Work times were self-reported and supplemented by screen recordings. The deliverables were qualitatively evaluated through the submitted Pull Requests.
A Discrepancy Between Perception and Reality
Despite their experience, developers anticipated a 24% acceleration thanks to AI. At the end of the experiment, this estimate slightly decreased but remained optimistic: a 20% perceived time gain.

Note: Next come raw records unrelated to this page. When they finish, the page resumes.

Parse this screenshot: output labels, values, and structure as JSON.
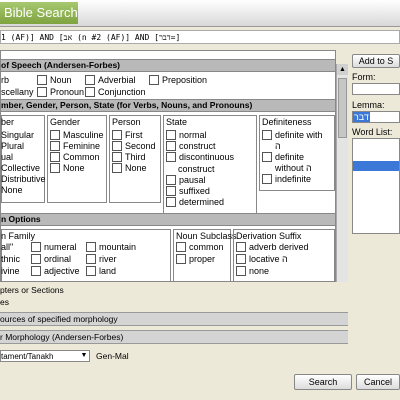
{
  "title": "Bible Search",
  "query": "1 (AF)] AND [אב (n #2 (AF)] AND [דבר=]",
  "sections": {
    "part_of_speech": "of Speech (Andersen-Forbes)",
    "number_etc": "mber, Gender, Person, State (for Verbs, Nouns, and Pronouns)",
    "noun_options": "n Options"
  },
  "pos": [
    "rb",
    "Noun",
    "Adverbial",
    "Preposition",
    "scellany",
    "Pronoun",
    "Conjunction"
  ],
  "number_group": {
    "label": "ber",
    "items": [
      "Singular",
      "Plural",
      "ual",
      "Collective",
      "Distributive",
      "None"
    ]
  },
  "gender_group": {
    "label": "Gender",
    "items": [
      "Masculine",
      "Feminine",
      "Common",
      "None"
    ]
  },
  "person_group": {
    "label": "Person",
    "items": [
      "First",
      "Second",
      "Third",
      "None"
    ]
  },
  "state_group": {
    "label": "State",
    "items": [
      "normal",
      "construct",
      "discontinuous",
      "construct",
      "pausal",
      "suffixed",
      "determined"
    ]
  },
  "definiteness_group": {
    "label": "Definiteness",
    "items": [
      "definite with",
      "ה",
      "definite",
      "without ה",
      "indefinite"
    ]
  },
  "noun_family": {
    "label": "n Family",
    "col1": [
      "all\"",
      "thnic",
      "ivine"
    ],
    "col2": [
      "numeral",
      "ordinal",
      "adjective"
    ],
    "col3": [
      "mountain",
      "river",
      "land"
    ]
  },
  "noun_subclass": {
    "label": "Noun Subclass",
    "items": [
      "common",
      "proper"
    ]
  },
  "derivation_suffix": {
    "label": "Derivation Suffix",
    "items": [
      "adverb derived",
      "locative ה",
      "none"
    ]
  },
  "rows": [
    "pters or Sections",
    "es",
    "ources of specified morphology",
    "r Morphology (Andersen-Forbes)"
  ],
  "right": {
    "add_button": "Add to S",
    "form_label": "Form:",
    "lemma_label": "Lemma:",
    "lemma_value": "דבר",
    "word_list_label": "Word List:"
  },
  "bottom": {
    "version": "tament/Tanakh",
    "range": "Gen-Mal",
    "search": "Search",
    "cancel": "Cancel"
  }
}
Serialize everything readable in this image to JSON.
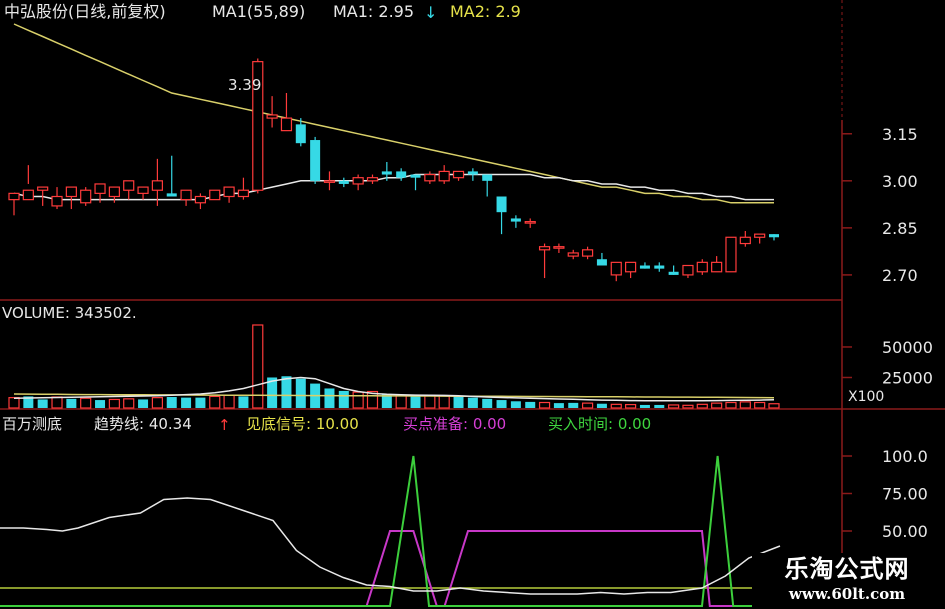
{
  "colors": {
    "up": "#ff3b3b",
    "down": "#36d9e6",
    "ma_long": "#d9d06a",
    "ma_short": "#e8e8e8",
    "grid": "#8b1a1a",
    "text_white": "#e8e8e8",
    "text_yellow": "#e6e24a",
    "text_magenta": "#d63fd6",
    "text_green": "#3fd63f",
    "trend": "#e8e8e8",
    "signal_magenta": "#c838c8",
    "signal_green": "#3ccf3c",
    "baseline": "#b5cc3a"
  },
  "header": {
    "stock": "中弘股份(日线,前复权)",
    "ma_params": "MA1(55,89)",
    "ma1_label": "MA1: 2.95",
    "ma2_label": "MA2: 2.9",
    "high_marker": "3.39"
  },
  "volume_header": {
    "label": "VOLUME: 343502."
  },
  "indicator_header": {
    "name": "百万测底",
    "trend_label": "趋势线: 40.34",
    "bottom_signal": "见底信号: 10.00",
    "buy_prepare": "买点准备: 0.00",
    "buy_time": "买入时间: 0.00"
  },
  "watermark": {
    "cn": "乐淘公式网",
    "url": "www.60lt.com"
  },
  "chart_data": [
    {
      "type": "candlestick",
      "axis_ticks": [
        "3.15",
        "3.00",
        "2.85",
        "2.70"
      ],
      "ylim": [
        2.62,
        3.5
      ],
      "candles": [
        [
          2.94,
          2.95,
          2.89,
          2.96
        ],
        [
          2.94,
          3.05,
          2.99,
          2.97
        ],
        [
          2.97,
          2.97,
          2.92,
          2.98
        ],
        [
          2.92,
          2.98,
          2.91,
          2.95
        ],
        [
          2.95,
          2.95,
          2.91,
          2.98
        ],
        [
          2.93,
          2.98,
          2.92,
          2.97
        ],
        [
          2.96,
          2.96,
          2.93,
          2.99
        ],
        [
          2.95,
          2.98,
          2.93,
          2.98
        ],
        [
          2.97,
          2.99,
          2.94,
          3.0
        ],
        [
          2.96,
          2.97,
          2.94,
          2.98
        ],
        [
          2.97,
          3.07,
          2.92,
          3.0
        ],
        [
          2.96,
          3.08,
          2.95,
          2.95
        ],
        [
          2.94,
          2.95,
          2.92,
          2.97
        ],
        [
          2.93,
          2.96,
          2.91,
          2.95
        ],
        [
          2.94,
          2.96,
          2.94,
          2.97
        ],
        [
          2.95,
          2.96,
          2.93,
          2.98
        ],
        [
          2.95,
          3.01,
          2.94,
          2.97
        ],
        [
          2.97,
          3.39,
          2.96,
          3.38
        ],
        [
          3.2,
          3.27,
          3.17,
          3.21
        ],
        [
          3.16,
          3.28,
          3.16,
          3.2
        ],
        [
          3.18,
          3.2,
          3.11,
          3.12
        ],
        [
          3.13,
          3.14,
          2.99,
          3.0
        ],
        [
          3.0,
          3.03,
          2.97,
          3.0
        ],
        [
          3.0,
          3.01,
          2.98,
          2.99
        ],
        [
          2.99,
          3.02,
          2.97,
          3.01
        ],
        [
          3.0,
          3.02,
          2.99,
          3.01
        ],
        [
          3.03,
          3.06,
          3.0,
          3.02
        ],
        [
          3.03,
          3.04,
          3.0,
          3.01
        ],
        [
          3.02,
          3.02,
          2.97,
          3.01
        ],
        [
          3.0,
          3.03,
          2.99,
          3.02
        ],
        [
          3.0,
          3.05,
          2.99,
          3.03
        ],
        [
          3.01,
          3.03,
          3.0,
          3.03
        ],
        [
          3.03,
          3.04,
          3.0,
          3.02
        ],
        [
          3.02,
          3.02,
          2.95,
          3.0
        ],
        [
          2.95,
          2.95,
          2.83,
          2.9
        ],
        [
          2.88,
          2.89,
          2.85,
          2.87
        ],
        [
          2.87,
          2.88,
          2.85,
          2.87
        ],
        [
          2.78,
          2.8,
          2.69,
          2.79
        ],
        [
          2.79,
          2.8,
          2.77,
          2.79
        ],
        [
          2.76,
          2.78,
          2.75,
          2.77
        ],
        [
          2.76,
          2.79,
          2.75,
          2.78
        ],
        [
          2.75,
          2.77,
          2.73,
          2.73
        ],
        [
          2.7,
          2.72,
          2.68,
          2.74
        ],
        [
          2.71,
          2.74,
          2.69,
          2.74
        ],
        [
          2.73,
          2.74,
          2.72,
          2.72
        ],
        [
          2.73,
          2.74,
          2.71,
          2.72
        ],
        [
          2.71,
          2.73,
          2.7,
          2.7
        ],
        [
          2.7,
          2.72,
          2.69,
          2.73
        ],
        [
          2.71,
          2.75,
          2.7,
          2.74
        ],
        [
          2.71,
          2.76,
          2.71,
          2.74
        ],
        [
          2.71,
          2.81,
          2.71,
          2.82
        ],
        [
          2.8,
          2.84,
          2.79,
          2.82
        ],
        [
          2.82,
          2.83,
          2.8,
          2.83
        ],
        [
          2.83,
          2.83,
          2.81,
          2.82
        ]
      ],
      "ma_short": [
        2.96,
        2.95,
        2.95,
        2.94,
        2.94,
        2.94,
        2.94,
        2.94,
        2.94,
        2.94,
        2.94,
        2.94,
        2.94,
        2.94,
        2.95,
        2.96,
        2.96,
        2.97,
        2.98,
        2.99,
        3.0,
        3.0,
        3.0,
        3.0,
        3.0,
        3.0,
        3.01,
        3.01,
        3.02,
        3.02,
        3.02,
        3.02,
        3.02,
        3.02,
        3.02,
        3.02,
        3.02,
        3.01,
        3.01,
        3.0,
        3.0,
        2.99,
        2.99,
        2.98,
        2.98,
        2.97,
        2.97,
        2.96,
        2.96,
        2.95,
        2.95,
        2.94,
        2.94,
        2.94
      ],
      "ma_long": [
        3.5,
        3.48,
        3.46,
        3.44,
        3.42,
        3.4,
        3.38,
        3.36,
        3.34,
        3.32,
        3.3,
        3.28,
        3.27,
        3.26,
        3.25,
        3.24,
        3.23,
        3.22,
        3.21,
        3.2,
        3.19,
        3.18,
        3.17,
        3.16,
        3.15,
        3.14,
        3.13,
        3.12,
        3.11,
        3.1,
        3.09,
        3.08,
        3.07,
        3.06,
        3.05,
        3.04,
        3.03,
        3.02,
        3.01,
        3.0,
        2.99,
        2.98,
        2.98,
        2.97,
        2.96,
        2.96,
        2.95,
        2.95,
        2.94,
        2.94,
        2.93,
        2.93,
        2.93,
        2.93
      ]
    },
    {
      "type": "bar",
      "axis_ticks": [
        "50000",
        "25000"
      ],
      "unit_label": "X100",
      "ylim": [
        0,
        68000
      ],
      "values": [
        8500,
        9500,
        7000,
        9000,
        7500,
        8000,
        6500,
        7000,
        7500,
        7000,
        8500,
        9000,
        8500,
        8500,
        9500,
        10500,
        9500,
        68000,
        25000,
        26000,
        24000,
        20000,
        16000,
        14000,
        13000,
        13500,
        11500,
        10500,
        10500,
        10500,
        10000,
        9500,
        8500,
        7500,
        6500,
        5500,
        5000,
        4500,
        4000,
        4200,
        4000,
        3500,
        3000,
        2800,
        2500,
        2500,
        2500,
        2200,
        3000,
        4000,
        4500,
        5000,
        4500,
        3500
      ],
      "up": [
        true,
        false,
        false,
        true,
        false,
        true,
        false,
        true,
        true,
        false,
        true,
        false,
        false,
        false,
        true,
        true,
        false,
        true,
        false,
        false,
        false,
        false,
        false,
        false,
        true,
        true,
        false,
        true,
        false,
        true,
        true,
        false,
        false,
        false,
        false,
        false,
        false,
        true,
        false,
        false,
        true,
        false,
        true,
        true,
        false,
        false,
        true,
        true,
        true,
        true,
        true,
        true,
        true,
        true
      ],
      "ma_short": [
        8000,
        8200,
        8400,
        8600,
        8800,
        9000,
        9200,
        9400,
        9600,
        9800,
        10000,
        10500,
        11000,
        11500,
        12500,
        14000,
        16000,
        19000,
        22000,
        24000,
        25000,
        24000,
        20000,
        16000,
        13500,
        12000,
        11200,
        10800,
        10600,
        10500,
        10300,
        10000,
        9500,
        9000,
        8600,
        8300,
        8000,
        7700,
        7400,
        7100,
        6800,
        6500,
        6300,
        6100,
        6000,
        5900,
        5900,
        5900,
        6000,
        6100,
        6200,
        6300,
        6500,
        6800
      ],
      "ma_long": [
        11500,
        11400,
        11300,
        11200,
        11100,
        11000,
        10950,
        10900,
        10850,
        10800,
        10750,
        10700,
        10650,
        10600,
        10550,
        10500,
        10450,
        10400,
        10350,
        10300,
        10250,
        10200,
        10150,
        10100,
        10050,
        10000,
        9950,
        9900,
        9850,
        9800,
        9750,
        9700,
        9650,
        9600,
        9550,
        9500,
        9450,
        9400,
        9350,
        9300,
        9250,
        9200,
        9150,
        9100,
        9050,
        9000,
        8950,
        8900,
        8850,
        8800,
        8700,
        8600,
        8500,
        8400
      ]
    },
    {
      "type": "line",
      "axis_ticks": [
        "100.0",
        "75.00",
        "50.00"
      ],
      "ylim": [
        0,
        112
      ],
      "x": [
        0,
        0.03,
        0.06,
        0.08,
        0.1,
        0.14,
        0.18,
        0.21,
        0.24,
        0.27,
        0.31,
        0.35,
        0.38,
        0.41,
        0.44,
        0.47,
        0.5,
        0.53,
        0.56,
        0.59,
        0.62,
        0.65,
        0.68,
        0.71,
        0.74,
        0.77,
        0.8,
        0.83,
        0.86,
        0.9,
        0.93,
        0.96,
        1.0
      ],
      "trend": [
        52,
        52,
        51,
        50,
        52,
        59,
        62,
        71,
        72,
        71,
        64,
        57,
        37,
        26,
        19,
        14,
        13,
        10,
        10,
        12,
        10,
        9,
        8,
        8,
        8,
        9,
        8,
        9,
        9,
        12,
        20,
        32,
        40
      ],
      "signal_magenta": {
        "x": [
          0,
          0.47,
          0.5,
          0.53,
          0.56,
          0.57,
          0.6,
          0.64,
          0.67,
          0.7,
          0.87,
          0.9,
          0.91,
          0.92,
          1.0
        ],
        "y": [
          0,
          0,
          50,
          50,
          0,
          0,
          50,
          50,
          50,
          50,
          50,
          50,
          0,
          0,
          0
        ]
      },
      "signal_green": {
        "x": [
          0,
          0.5,
          0.53,
          0.55,
          0.9,
          0.92,
          0.94,
          1.0
        ],
        "y": [
          0,
          0,
          100,
          0,
          0,
          100,
          0,
          0
        ]
      },
      "baseline": 12
    }
  ]
}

In reality, tasks performed with the help of AI took on average 19% more time than those performed without, a gap not only contrary to the participants' expectations but also contrary to the predictions made by external experts from the fields of economics (-39%) and machine learning (-38%).
Multiple Explanations
METR identifies five main factors likely to explain this slowdown:
- Imperfect use of tools, notably overly simple prompts;
- Limited familiarity with AI interfaces like Cursor;
- High quality standards in the studied projects, sometimes incompatible with generated suggestions;
- Insufficient coverage of complex cases by the models;
- A form of cognitive distraction linked to experimenting with AI.
Other hypotheses, such as measurement errors or methodological flaws, have been ruled out by the analysis.
Far from concluding that AI harms the performance of all developers in all contexts, the study mainly highlights that productivity gains are neither immediate nor automatic: they depend on a fine adjustment between tool, task, and professional context.